A Brief History of Paisley

Paisley: you’re familiar with it, and you’ve probably got at least one paisley shirt or tie lurking in the back of your wardrobe. But do you actually know where the print comes from? Well, wonder no more. Here are six little-known facts about the history of paisley.

  1. It references a design motif originating in Persia.

The teardrop-shaped motif used in the pattern is called a boteh in Persian. The word means bush, a flower bud or cluster of leaves. It is thought to be a stylised reference to floral arrangements or cypress trees, possibly relating to symbols in Zoroastrian religion.

  1. The fabric has origins in India.

While the boteh motif is of Persian origin, it’s incorporation into the fabric design known as paisley is thought to have originated in India, where many iterations of the boteh were fitted together to form a rich pattern.

  1. It was introduced to Europe in the 17th century.

In the 1600s, fabric featuring the design was manufactured in France, England and Holland using fabric printing techniques for mass production.

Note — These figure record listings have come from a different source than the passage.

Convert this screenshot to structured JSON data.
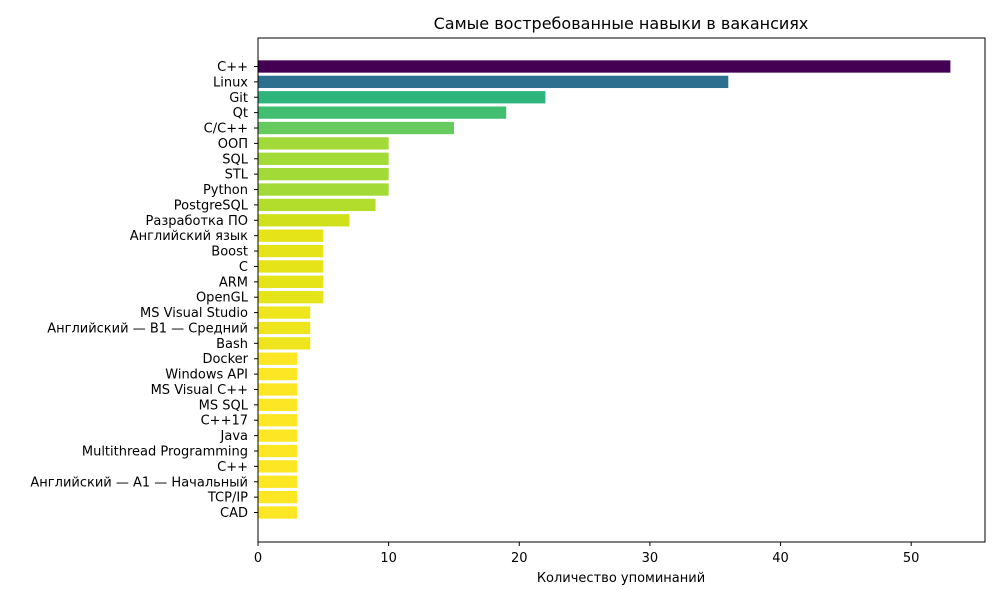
{
  "chart_data": {
    "type": "bar",
    "orientation": "horizontal",
    "title": "Самые востребованные навыки в вакансиях",
    "xlabel": "Количество упоминаний",
    "ylabel": "",
    "xlim": [
      0,
      55.65
    ],
    "xticks": [
      0,
      10,
      20,
      30,
      40,
      50
    ],
    "grid": false,
    "legend": "none",
    "colormap": "viridis-reversed",
    "categories": [
      "C++",
      "Linux",
      "Git",
      "Qt",
      "C/C++",
      "ООП",
      "SQL",
      "STL",
      "Python",
      "PostgreSQL",
      "Разработка ПО",
      "Английский язык",
      "Boost",
      "C",
      "ARM",
      "OpenGL",
      "MS Visual Studio",
      "Английский — B1 — Средний",
      "Bash",
      "Docker",
      "Windows API",
      "MS Visual C++",
      "MS SQL",
      "C++17",
      "Java",
      "Multithread Programming",
      "C++",
      "Английский — A1 — Начальный",
      "TCP/IP",
      "CAD"
    ],
    "values": [
      53,
      36,
      22,
      19,
      15,
      10,
      10,
      10,
      10,
      9,
      7,
      5,
      5,
      5,
      5,
      5,
      4,
      4,
      4,
      3,
      3,
      3,
      3,
      3,
      3,
      3,
      3,
      3,
      3,
      3
    ],
    "colors": [
      "#440154",
      "#2c6f8e",
      "#2fb47c",
      "#42be71",
      "#65cb5e",
      "#a2da37",
      "#a2da37",
      "#a2da37",
      "#a2da37",
      "#b2dd2d",
      "#d0e11c",
      "#e4e419",
      "#e4e419",
      "#e4e419",
      "#e4e419",
      "#e4e419",
      "#efe51c",
      "#efe51c",
      "#efe51c",
      "#fde725",
      "#fde725",
      "#fde725",
      "#fde725",
      "#fde725",
      "#fde725",
      "#fde725",
      "#fde725",
      "#fde725",
      "#fde725",
      "#fde725"
    ]
  }
}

The fabric became popular across the Baltic region in the 1700s.

  1. The word ‘paisley’ is of Scottish origin. 

The fabric became popular in Scotland in the 1800s, to the point that it came to be named (in English) after the Scottish town of Paisley. Paisley was a key centre for the weaving of this fabric in the English-speaking world, and so the town’s name was adopted as the name of the fabric.

  1. It’s an icon of psychedelia.

In the late 1960s, paisley became associated with psychedelia. This is perhaps due to a mainstream revival of the pattern in the early to mid 60s, partially thanks to The Beatles. Such was its popularity during 1967’s Summer of Love that it is commonly identified with psychedelic fashion to this day.

  1. It has been used as a national emblem for Azerbaijan. 

At the 2010 Winter Olympics, the Azerbaijani team’s uniforms incorporated pants with a boteh design. The motif also featured in the logo for the 2012 FIFA U-17 Women’s World Cup, which was held in Azerbaijan.